LEAPS-MPS: Covalent Hybridization of Atomically Precise Metal Nanoclusters

In this project, funded by the MPS-LEAPS (Launching Early-Career Academic Pathways) program and managed by the Division of Chemistry (CHE), Professor Hesari and his students at the State University of New York at Oswego will study the development of atomically precise metal nanoclusters (APMNCs), approximately 1-2 nm in size. These nanoclusters will be decorated with task-specific thiol ligands to form hybridized APMNCs. APMNCs have been used as catalysts, photocatalysts, and photoelectrocatalysts for important reactions such as carbon dioxide reduction, hydrogen production, and light emission via electrogenerated chemiluminescence (ECL). Their performance can be improved by creating networks that enhance electronic communication. However, the challenge so far has been to control the rational connection of APMNCs rather than allowing random assembly. Professor Hesari and his students will design and synthesize functionalized organothiol ligands that promote hybridization reactions. To achieve these objectives, they will use various synthesis methods to produce the targeted thiols and incorporate them into the APMNCs. Their research could reveal new insights into the fundamental properties of APMNCs’ self-assembled nanostructures.

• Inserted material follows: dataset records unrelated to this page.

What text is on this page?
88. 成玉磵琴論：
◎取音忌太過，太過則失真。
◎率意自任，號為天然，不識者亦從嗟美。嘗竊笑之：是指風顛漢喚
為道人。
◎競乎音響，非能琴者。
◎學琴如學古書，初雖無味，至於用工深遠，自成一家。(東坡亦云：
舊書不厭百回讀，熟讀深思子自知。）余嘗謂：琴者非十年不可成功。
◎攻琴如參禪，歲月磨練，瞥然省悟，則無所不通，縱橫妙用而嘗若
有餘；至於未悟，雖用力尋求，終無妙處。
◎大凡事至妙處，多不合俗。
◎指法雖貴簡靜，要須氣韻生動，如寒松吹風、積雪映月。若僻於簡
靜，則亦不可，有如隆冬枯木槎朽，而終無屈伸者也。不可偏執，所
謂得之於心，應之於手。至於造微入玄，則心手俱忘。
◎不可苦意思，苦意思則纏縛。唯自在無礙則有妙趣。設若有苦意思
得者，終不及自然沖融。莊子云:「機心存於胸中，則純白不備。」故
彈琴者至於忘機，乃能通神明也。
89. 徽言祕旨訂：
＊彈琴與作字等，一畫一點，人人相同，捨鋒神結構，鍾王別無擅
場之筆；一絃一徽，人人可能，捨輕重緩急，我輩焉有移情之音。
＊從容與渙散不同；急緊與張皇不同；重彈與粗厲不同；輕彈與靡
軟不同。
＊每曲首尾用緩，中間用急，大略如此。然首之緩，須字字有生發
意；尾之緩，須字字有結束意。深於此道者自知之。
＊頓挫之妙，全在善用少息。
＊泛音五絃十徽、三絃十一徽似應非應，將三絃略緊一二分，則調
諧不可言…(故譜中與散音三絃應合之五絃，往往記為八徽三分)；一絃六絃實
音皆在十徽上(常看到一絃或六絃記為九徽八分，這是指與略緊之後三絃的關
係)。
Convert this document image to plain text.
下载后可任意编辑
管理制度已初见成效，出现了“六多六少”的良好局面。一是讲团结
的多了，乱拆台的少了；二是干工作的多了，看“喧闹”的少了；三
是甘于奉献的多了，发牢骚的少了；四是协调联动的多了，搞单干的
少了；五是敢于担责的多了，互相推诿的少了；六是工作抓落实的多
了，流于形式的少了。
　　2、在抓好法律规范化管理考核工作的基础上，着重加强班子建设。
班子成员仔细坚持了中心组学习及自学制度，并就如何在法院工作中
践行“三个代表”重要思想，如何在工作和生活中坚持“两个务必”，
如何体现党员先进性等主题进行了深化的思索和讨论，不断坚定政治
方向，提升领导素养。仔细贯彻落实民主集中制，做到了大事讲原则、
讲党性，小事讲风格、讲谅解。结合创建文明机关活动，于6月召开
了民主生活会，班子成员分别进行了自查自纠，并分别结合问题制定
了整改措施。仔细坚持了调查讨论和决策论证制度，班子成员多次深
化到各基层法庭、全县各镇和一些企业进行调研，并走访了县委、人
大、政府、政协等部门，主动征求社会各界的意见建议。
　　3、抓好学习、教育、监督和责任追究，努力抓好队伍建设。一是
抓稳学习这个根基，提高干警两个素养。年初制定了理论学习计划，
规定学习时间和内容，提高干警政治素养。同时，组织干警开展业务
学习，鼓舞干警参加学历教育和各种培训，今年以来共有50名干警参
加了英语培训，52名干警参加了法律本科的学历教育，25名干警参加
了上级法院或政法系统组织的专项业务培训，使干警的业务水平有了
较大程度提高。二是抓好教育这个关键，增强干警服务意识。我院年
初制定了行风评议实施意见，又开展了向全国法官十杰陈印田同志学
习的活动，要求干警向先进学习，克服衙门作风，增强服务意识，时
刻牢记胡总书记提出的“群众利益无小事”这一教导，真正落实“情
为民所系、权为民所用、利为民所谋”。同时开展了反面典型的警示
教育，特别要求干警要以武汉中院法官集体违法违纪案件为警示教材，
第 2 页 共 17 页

Professor Hesari and his students will synthesize the designed thiol ligands and characterize them using various analytical techniques, such as proton and carbon nuclear magnetic resonance (NMR), infrared (IR) spectroscopy, UV-Visible spectroscopy, mass spectrometry, and electrochemistry. They will conduct the hybridization reactions under controlled conditions. The physicochemical and structural properties of the hybridized nanoclusters will be examined using techniques including single-crystal X-ray crystallography, NMR, UV-visible and fluorescence spectroscopy, mass spectrometry, and electrochemistry. Density functional theory (DFT) will be used to learn more about the electronic properties of the hybridized APMNCs. This approach paves the way for creating a new class of nanomaterials under controlled conditions, opening broad opportunities for applying these methods to other classes of nanomaterials. Additionally, the students involved in this project are gaining multidisciplinary experience, ranging from molecular synthesis to DFT calculations. This research is integrated with undergraduate and graduate courses at SUNY Oswego, designed to introduce students to nanomaterials design, synthesis, and their electronic and electrochemical properties for photoelectrochemical applications.

This award reflects NSF's statutory mission and has been deemed worthy of support through evaluation using the Foundation's intellectual merit and broader impacts review criteria.

Award Number: 2532484
Principal Investigator: Mahdi Hesari
Funds Obligated: $249,971
State: NY